ECLI:NL:RBDHA:2020:1174
Rechtbank Den Haag
- Eerste aanleg - enkelvoudig
- Rechtspraak.nl
Weigering van militair invaliditeitspensioen wegens gebrek aan dienstverband en arbeidsongeschiktheid
In deze zaak heeft de Rechtbank Den Haag op 13 februari 2020 uitspraak gedaan in het geschil tussen eiser, een voormalig majoor bij de Koninklijke Landmacht, en de staatssecretaris van Defensie. Eiser had een arbeidsongeschiktheidspensioen aangevraagd, maar de staatssecretaris weigerde dit op basis van het feit dat eiser niet in aanmerking kwam voor een militair invaliditeitspensioen. Eiser was sinds 2013 arbeidsongeschikt door ziekte en had in 2017 een eervol ontslag gekregen wegens blijvende ongeschiktheid. De rechtbank heeft vastgesteld dat de staatssecretaris op goede gronden heeft geconcludeerd dat de psychische aandoening van eiser, een bipolaire stoornis type I, niet in overwegende mate het gevolg was van de uitoefening van de militaire dienst. Eiser had aangevoerd dat zijn aandoening was ontstaan door werkgerelateerde omstandigheden, maar de rechtbank oordeelde dat de omstandigheden waaronder hij had gewerkt niet als buitengewoon of vergelijkbaar konden worden gekwalificeerd.
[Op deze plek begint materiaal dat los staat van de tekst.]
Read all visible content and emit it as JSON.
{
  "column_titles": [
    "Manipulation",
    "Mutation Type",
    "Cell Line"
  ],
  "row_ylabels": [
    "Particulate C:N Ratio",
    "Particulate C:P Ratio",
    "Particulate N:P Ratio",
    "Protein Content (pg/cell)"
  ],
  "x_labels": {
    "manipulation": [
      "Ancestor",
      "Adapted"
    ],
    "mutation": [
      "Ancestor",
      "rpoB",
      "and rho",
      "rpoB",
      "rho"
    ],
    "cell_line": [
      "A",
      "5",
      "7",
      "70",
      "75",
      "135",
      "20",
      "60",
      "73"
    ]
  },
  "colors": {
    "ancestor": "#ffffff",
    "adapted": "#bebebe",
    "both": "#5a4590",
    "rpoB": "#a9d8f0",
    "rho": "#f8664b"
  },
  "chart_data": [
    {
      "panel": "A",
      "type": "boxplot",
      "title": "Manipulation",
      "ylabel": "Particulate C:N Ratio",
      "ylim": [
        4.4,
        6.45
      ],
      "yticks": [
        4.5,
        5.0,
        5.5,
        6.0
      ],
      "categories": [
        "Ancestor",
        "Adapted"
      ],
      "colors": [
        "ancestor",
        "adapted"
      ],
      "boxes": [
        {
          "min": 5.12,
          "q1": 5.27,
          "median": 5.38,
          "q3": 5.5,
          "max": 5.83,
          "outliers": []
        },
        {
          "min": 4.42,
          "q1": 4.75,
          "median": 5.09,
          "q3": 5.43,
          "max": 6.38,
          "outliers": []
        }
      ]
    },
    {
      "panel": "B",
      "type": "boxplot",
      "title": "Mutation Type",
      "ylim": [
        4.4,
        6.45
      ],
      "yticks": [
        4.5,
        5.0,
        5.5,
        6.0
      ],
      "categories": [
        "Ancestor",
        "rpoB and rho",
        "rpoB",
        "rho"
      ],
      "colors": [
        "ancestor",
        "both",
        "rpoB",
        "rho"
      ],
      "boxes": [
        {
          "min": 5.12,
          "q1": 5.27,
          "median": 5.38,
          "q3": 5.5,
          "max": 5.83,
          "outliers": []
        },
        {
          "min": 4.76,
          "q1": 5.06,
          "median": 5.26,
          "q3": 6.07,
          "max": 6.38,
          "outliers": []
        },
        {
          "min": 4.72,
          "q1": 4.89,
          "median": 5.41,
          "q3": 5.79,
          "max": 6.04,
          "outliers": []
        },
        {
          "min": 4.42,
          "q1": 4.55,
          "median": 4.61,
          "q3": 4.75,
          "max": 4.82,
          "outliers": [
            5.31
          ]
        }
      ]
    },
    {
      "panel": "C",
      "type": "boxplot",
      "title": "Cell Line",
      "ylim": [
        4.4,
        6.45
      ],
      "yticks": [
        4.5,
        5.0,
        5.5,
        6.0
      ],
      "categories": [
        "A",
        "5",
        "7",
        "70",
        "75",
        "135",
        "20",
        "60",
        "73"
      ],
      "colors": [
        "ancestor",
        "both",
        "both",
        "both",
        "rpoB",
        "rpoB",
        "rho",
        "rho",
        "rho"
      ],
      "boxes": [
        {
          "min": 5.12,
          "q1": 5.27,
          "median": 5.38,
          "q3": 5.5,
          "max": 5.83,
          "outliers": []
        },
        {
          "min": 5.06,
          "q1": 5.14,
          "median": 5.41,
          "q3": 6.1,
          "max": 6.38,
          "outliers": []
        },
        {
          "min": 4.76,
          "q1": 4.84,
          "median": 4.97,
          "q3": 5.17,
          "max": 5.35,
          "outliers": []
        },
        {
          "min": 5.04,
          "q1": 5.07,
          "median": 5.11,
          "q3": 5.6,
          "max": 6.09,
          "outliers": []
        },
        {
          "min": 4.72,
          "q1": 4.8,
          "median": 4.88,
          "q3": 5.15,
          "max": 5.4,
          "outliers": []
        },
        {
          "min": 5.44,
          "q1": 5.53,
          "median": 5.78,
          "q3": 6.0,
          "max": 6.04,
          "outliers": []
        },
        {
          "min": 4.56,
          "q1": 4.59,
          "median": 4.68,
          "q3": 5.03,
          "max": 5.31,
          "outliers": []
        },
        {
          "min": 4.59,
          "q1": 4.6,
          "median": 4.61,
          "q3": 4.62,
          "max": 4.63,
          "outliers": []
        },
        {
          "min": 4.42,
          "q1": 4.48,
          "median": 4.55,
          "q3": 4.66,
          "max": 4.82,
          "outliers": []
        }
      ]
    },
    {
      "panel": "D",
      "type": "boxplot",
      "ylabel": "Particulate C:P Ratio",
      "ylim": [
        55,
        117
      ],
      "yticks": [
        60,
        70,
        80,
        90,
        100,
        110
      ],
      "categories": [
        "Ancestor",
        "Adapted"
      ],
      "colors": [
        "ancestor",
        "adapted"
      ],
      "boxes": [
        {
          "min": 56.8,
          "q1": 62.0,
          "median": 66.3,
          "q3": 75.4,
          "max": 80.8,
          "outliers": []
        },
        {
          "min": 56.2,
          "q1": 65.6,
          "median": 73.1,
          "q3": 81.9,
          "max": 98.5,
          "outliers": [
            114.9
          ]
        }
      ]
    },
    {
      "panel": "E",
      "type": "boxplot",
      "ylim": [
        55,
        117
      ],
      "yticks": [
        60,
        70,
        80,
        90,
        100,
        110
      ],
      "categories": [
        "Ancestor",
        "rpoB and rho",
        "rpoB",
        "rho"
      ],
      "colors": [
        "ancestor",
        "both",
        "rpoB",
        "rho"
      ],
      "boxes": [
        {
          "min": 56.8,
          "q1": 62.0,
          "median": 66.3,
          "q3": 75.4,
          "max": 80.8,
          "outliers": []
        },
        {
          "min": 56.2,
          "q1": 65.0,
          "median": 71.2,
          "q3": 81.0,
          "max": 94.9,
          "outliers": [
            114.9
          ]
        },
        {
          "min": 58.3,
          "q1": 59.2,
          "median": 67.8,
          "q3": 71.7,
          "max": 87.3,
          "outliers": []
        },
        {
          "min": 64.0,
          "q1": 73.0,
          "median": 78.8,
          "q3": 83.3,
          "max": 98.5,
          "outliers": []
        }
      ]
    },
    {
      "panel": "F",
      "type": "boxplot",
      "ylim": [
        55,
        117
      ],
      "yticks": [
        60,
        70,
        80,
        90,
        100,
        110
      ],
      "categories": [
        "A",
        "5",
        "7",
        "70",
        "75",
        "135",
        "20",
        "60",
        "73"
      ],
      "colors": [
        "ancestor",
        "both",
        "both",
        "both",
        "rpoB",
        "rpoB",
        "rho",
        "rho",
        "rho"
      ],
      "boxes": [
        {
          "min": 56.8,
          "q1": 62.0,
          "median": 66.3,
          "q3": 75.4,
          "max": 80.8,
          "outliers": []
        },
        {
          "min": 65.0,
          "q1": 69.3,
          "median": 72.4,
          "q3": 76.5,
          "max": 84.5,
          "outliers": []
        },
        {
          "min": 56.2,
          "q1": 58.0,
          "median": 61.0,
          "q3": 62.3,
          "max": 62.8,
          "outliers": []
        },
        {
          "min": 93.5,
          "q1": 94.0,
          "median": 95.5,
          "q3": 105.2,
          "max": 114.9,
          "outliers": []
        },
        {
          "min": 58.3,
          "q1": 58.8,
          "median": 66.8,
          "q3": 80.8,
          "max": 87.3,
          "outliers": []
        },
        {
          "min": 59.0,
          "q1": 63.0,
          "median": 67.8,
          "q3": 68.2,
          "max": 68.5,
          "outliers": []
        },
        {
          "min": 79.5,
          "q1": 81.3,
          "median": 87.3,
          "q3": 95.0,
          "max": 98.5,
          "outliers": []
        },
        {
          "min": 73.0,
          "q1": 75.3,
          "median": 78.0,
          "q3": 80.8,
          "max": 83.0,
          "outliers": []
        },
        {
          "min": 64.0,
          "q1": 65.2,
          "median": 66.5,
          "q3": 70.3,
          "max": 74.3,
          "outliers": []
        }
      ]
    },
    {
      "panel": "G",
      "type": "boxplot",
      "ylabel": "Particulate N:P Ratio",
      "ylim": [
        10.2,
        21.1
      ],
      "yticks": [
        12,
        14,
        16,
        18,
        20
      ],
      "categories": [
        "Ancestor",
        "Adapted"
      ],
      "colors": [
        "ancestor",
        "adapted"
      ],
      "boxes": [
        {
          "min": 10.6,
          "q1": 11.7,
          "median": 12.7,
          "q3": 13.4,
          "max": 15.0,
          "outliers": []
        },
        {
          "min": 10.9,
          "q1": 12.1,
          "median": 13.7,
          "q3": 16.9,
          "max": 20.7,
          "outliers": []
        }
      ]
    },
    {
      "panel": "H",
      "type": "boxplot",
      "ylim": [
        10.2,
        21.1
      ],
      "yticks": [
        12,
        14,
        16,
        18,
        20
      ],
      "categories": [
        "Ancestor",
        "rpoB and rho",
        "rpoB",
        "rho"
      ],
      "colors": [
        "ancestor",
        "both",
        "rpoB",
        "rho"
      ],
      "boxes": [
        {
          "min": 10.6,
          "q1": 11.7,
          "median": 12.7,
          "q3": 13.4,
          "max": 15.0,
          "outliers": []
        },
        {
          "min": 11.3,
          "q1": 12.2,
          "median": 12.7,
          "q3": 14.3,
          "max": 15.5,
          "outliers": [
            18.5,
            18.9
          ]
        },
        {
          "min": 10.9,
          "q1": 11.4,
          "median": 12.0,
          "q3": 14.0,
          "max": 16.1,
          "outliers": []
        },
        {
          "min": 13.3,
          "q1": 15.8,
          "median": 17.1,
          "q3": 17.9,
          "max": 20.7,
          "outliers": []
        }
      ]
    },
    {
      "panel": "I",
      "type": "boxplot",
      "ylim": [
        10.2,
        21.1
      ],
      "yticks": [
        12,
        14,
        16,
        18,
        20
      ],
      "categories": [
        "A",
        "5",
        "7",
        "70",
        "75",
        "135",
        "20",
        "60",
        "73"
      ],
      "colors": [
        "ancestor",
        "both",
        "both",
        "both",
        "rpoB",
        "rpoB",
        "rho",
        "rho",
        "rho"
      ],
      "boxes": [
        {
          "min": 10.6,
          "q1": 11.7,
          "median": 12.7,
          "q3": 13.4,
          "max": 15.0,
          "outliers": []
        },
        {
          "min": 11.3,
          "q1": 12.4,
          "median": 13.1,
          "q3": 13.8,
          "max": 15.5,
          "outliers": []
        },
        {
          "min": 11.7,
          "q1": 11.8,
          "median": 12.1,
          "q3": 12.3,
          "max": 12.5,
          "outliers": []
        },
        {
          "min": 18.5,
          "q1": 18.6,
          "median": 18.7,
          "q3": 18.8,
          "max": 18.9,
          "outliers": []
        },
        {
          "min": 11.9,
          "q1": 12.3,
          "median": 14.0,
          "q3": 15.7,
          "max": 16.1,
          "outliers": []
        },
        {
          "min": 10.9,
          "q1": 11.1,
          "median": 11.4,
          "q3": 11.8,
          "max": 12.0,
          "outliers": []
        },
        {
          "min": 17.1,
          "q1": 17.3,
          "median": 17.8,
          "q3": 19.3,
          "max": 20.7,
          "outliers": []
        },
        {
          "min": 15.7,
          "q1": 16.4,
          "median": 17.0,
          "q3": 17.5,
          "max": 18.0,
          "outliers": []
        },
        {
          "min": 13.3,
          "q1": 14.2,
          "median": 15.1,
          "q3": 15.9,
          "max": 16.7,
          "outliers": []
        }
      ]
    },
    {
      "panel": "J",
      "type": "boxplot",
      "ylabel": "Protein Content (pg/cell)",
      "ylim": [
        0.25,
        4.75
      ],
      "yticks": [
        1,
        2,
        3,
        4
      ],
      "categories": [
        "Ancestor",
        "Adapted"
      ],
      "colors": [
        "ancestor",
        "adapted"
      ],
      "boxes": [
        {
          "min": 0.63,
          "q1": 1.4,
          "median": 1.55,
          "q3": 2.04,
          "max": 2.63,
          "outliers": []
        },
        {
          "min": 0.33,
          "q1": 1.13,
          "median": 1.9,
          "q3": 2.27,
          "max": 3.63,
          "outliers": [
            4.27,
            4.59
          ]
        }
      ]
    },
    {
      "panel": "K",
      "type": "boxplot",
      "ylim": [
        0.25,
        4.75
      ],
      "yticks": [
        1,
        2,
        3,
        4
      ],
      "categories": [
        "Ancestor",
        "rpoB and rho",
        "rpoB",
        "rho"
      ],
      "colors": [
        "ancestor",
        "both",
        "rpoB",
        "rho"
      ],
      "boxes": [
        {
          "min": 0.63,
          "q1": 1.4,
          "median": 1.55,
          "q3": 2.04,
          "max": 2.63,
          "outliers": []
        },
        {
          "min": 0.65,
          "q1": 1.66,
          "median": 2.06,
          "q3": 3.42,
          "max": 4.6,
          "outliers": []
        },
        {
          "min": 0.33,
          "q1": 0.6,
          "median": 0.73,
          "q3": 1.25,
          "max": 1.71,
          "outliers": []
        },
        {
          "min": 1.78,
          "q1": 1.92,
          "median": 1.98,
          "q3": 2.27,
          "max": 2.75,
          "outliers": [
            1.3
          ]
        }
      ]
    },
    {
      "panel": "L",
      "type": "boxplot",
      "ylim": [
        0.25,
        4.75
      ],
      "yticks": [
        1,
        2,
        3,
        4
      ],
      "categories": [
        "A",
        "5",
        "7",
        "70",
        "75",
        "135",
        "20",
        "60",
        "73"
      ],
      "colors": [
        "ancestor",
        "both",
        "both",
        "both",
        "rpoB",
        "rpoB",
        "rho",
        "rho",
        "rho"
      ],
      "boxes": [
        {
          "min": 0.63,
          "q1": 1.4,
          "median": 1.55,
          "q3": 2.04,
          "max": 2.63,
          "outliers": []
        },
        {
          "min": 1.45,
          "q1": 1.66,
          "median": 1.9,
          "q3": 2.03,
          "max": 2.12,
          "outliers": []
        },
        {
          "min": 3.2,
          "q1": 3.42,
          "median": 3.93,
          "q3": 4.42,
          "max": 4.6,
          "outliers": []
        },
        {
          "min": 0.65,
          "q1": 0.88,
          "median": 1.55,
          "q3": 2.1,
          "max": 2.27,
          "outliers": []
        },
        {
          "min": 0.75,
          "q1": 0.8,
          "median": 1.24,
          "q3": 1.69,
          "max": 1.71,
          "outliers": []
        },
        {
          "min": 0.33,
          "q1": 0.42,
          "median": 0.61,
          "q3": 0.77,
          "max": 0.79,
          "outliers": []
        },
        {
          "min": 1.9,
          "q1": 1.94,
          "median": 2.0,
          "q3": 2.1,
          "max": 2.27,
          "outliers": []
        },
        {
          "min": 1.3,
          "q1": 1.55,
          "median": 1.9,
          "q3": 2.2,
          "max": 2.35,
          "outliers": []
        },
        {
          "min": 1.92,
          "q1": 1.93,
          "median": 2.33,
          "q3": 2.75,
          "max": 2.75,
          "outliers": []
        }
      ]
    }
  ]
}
De rechtbank heeft de weigering van het invaliditeitspensioen dan ook bevestigd, omdat er geen verband was aangetoond tussen de arbeidsongeschiktheid en de militaire dienst. Eiser had ook verzocht om een deskundige in te schakelen voor nader onderzoek, maar de rechtbank zag hier geen aanleiding toe. Het beroep van eiser werd ongegrond verklaard.